Hundreds of volunteers celebrated Arbor Day on Saturday morning by planting over 75 trees along Walnut Street, between 40th and 43rd streets.
As part of the Walnut Street Greenway effort -- whose goal is to beautify the neighborhood -- students from Penn, Drexel University, the University of the Sciences in Philadelphia and The Restaurant School at Walnut Hill College were able to extend the Walnut Street Greenway by three city blocks.
"Trees are good," Penn landscape architect Bob Lundgren said. "They bring the birds in. You don't have to park your car in the sun, you can do it in the shade. It makes a big difference."
Volunteers, given a set of tools and gloves, were assigned to an area, called the tree pit, where their trees were to be planted. Around each tree pit was a group of five volunteers. A tree specialist worked with each group of volunteers and a block supervisor oversaw each lot of 10 trees.
"It's a lot harder work than I anticipated," Drexel junior Sam Zitin said.
Several different types of trees were selected, including honey locust, Chinese elm, shingle oak, hackberry, Japanese maple and jolivette cherry.

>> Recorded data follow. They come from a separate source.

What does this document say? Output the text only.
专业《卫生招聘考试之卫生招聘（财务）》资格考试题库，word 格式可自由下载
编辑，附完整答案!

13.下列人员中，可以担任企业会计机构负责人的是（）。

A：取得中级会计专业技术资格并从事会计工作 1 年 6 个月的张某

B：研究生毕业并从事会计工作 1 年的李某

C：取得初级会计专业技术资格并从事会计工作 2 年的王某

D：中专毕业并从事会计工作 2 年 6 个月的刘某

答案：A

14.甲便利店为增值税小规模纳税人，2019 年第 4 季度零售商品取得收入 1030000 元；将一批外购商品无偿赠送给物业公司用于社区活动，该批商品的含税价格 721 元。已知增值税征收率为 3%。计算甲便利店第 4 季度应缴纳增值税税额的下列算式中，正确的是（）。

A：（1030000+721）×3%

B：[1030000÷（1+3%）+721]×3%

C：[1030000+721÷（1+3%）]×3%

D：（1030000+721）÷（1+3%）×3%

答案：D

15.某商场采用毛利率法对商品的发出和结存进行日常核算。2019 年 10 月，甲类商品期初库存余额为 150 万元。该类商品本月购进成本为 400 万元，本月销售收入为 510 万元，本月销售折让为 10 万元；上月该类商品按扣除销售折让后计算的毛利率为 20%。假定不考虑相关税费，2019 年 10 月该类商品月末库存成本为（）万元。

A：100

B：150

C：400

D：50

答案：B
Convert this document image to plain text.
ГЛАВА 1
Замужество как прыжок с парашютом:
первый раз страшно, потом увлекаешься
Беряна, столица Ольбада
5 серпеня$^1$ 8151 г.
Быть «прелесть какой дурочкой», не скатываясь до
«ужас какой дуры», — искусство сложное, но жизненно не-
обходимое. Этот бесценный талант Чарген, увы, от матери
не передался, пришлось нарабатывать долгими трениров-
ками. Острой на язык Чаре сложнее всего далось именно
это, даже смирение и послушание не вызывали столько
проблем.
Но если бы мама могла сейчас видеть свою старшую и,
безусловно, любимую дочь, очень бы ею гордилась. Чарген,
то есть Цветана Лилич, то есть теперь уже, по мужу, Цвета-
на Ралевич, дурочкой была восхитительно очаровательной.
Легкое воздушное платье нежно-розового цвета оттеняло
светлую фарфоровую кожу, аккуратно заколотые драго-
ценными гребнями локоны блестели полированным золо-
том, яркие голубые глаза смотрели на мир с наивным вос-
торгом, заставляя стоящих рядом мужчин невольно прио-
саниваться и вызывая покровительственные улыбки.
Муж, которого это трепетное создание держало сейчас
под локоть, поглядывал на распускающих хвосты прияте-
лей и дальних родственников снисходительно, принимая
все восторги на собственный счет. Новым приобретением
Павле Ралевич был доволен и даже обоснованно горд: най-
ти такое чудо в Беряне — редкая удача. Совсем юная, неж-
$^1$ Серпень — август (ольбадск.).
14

Unforeseen difficulties added excitement to the tree-planting extravaganza. One of these was an unexpected stump in the middle of one of the tree pits. The removal of the stump required an ax and a chainsaw.
"This is turning into an excavation," Zitin said, after 80 minutes of trying to remove the stump with no visible progress.
The event received multimedia coverage, but not all of the volunteers were impressed.
College freshman John Kneeland asked, upon spotting a Channel Six Action News vehicle, "What's wrong with people? People are out killing people somewhere and we're here planting trees."
Other volunteers had a more positive attitude. "If I wasn't planting trees, I'd just be sleeping on a Saturday morning doing nothing," College junior Patrick Wade said. "This is satisfying work."
The College Democrats, the Muslim Students Association, the Sigma Kappa sorority and the Lambda Chi Alpha fraternity were among those organizations from the University that participated.
In order to plant the trees, University City Green -- a nonprofit organization and the event's sponsor -- had to secure the permission of each store on Walnut Street in front of which it wanted to plant a tree.
"You get a lot of community buy-in because you've got to talk to everybody," volunteer Michelle Robinson said. "We've been working on this for months."
Indeed, the community played a large part in the event's success. Tables and tools were supplied by the University City District, shovels were donated by the Water Department of Philadelphia and UC Green and brooms were supplied by Spruce Hill Community Association and UCD.
"The problem is that there is so much involvement from the community that a lot of time is spent waiting around for the leaders," College junior Keith Randall said.